Background and importance In recent years, a considerable increase in vitamin D determinations and supplementation has been observed, although there is uncertainty about its clinical benefit in situations other than osteomalacia and rickets. In addition, according to the Spanish Agency for Medicines and Healthcare Products, serious cases of hypercalcaemia have been reported in children and adults associated with the use of cholecalciferol.
Aim and objectives To analyse the adequacy of cholecalciferol prescriptions in inpatients to detect medication errors.
Material and methods A retrospective observational study was conducted from January 2018 to July 2019 in a second level hospital, which included patients who had prescriptions of cholecalciferol during their hospital admission.
The following variables were recorded sex, age, pathology, indication, prescribed dose, vitamin D levels to define the degree of deficit, medication error (yes/no) and type of error, and prescribing service.
Data were obtained from the electronic clinical records (Diraya) and electronic prescribing software (Prisma).

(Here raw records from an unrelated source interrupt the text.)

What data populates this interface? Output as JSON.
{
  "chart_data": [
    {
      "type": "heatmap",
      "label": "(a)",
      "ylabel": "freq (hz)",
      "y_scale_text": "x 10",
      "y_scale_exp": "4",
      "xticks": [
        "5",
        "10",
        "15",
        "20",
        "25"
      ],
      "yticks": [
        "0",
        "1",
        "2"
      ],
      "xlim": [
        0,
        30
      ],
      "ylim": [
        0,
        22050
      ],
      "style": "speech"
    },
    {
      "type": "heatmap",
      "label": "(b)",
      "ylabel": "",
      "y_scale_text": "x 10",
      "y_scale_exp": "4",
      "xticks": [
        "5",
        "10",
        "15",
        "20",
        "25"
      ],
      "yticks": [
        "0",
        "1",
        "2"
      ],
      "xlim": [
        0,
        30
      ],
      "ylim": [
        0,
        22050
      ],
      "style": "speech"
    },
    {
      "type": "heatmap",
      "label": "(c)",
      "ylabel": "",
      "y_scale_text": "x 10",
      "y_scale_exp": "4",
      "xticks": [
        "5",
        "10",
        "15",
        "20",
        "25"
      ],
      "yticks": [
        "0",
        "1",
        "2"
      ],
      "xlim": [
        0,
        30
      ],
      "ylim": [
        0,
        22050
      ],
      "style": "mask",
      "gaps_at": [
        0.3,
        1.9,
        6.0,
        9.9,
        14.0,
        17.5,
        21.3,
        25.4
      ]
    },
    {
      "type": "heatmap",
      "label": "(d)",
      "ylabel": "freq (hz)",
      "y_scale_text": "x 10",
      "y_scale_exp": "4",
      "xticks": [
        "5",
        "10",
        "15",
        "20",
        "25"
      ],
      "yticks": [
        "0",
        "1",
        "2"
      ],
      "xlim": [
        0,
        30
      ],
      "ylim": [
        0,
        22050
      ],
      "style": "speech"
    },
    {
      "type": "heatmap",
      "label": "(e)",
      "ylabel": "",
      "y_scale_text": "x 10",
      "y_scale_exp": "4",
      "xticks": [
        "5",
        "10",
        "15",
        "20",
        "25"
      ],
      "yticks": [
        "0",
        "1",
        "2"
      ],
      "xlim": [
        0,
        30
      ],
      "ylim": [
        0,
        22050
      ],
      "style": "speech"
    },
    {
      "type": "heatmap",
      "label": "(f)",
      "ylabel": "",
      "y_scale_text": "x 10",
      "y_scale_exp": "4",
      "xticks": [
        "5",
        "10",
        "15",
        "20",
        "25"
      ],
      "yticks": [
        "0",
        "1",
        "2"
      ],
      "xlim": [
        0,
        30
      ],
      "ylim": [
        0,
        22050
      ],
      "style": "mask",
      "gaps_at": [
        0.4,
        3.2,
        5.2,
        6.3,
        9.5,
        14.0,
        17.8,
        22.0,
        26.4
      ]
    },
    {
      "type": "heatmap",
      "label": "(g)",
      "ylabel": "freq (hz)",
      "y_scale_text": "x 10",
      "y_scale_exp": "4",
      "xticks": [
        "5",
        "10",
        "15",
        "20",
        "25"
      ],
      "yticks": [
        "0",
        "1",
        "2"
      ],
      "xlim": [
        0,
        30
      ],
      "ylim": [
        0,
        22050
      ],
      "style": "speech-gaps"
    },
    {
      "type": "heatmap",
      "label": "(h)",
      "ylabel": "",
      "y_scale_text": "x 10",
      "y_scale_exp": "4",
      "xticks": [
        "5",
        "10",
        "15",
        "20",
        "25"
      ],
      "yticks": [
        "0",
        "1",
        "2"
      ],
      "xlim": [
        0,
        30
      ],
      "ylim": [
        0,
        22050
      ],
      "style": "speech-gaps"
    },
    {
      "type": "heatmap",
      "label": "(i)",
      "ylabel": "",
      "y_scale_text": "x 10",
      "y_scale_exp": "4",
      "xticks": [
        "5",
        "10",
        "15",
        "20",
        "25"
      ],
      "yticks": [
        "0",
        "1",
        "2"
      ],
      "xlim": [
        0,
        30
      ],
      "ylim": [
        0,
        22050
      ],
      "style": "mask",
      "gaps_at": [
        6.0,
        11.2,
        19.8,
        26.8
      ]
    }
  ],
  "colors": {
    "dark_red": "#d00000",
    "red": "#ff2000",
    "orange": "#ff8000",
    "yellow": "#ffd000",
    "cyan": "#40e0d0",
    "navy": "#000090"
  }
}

Results Forty-six patients (56.5% women) were included, with a median age of 71.5 years (range 23–87). The most frequent pathologies presented by the patients were: renal insufficiency (26%), digestive pathologies (19.6%), thyroid disorders (13%) and joint pathology (10.9%).
Cholecalciferol was prescribed for vitamin D deficiency in 38 (82.6%) patients and as a prevention in 8 (17.4%). In 28 (60.9%) patients the dose of cholecalciferol was prescribed according to the summary of product characteristics, with a median of 400 IU. In 38 (82.6%) patients serum levels of vitamin D were available at hospital admission: 22 (57.9%) had a mild deficit, 11 (28.9%) had a severe deficit and 5 (13.2%) had levels within the range. Eighteen (39.1%) medication errors were detected, the most frequents were overdose (50%), non-indication (33.3%) and administration frequency (16.7%). The most prescribing services were endocrinology (26.10%), primary care physician (21.7%) and internal medicine (15.2%).
Conclusion and relevance The causes of non-adequacy of prescriptions in our patients corresponded to cholecalciferol overdose and incorrect indication. An area of improvement in the prescription of cholecalciferol has been detected. We will carry out an interdisciplinary protocol for the use of cholecalciferol with the services involved. In addition, prescriptions with medication errors will be communicated to the physicians (through telephone calls or messages) to avoid serious cases of hypercalcaemia and inadequate supplementation.
References and/or acknowledgements No conflict of interest.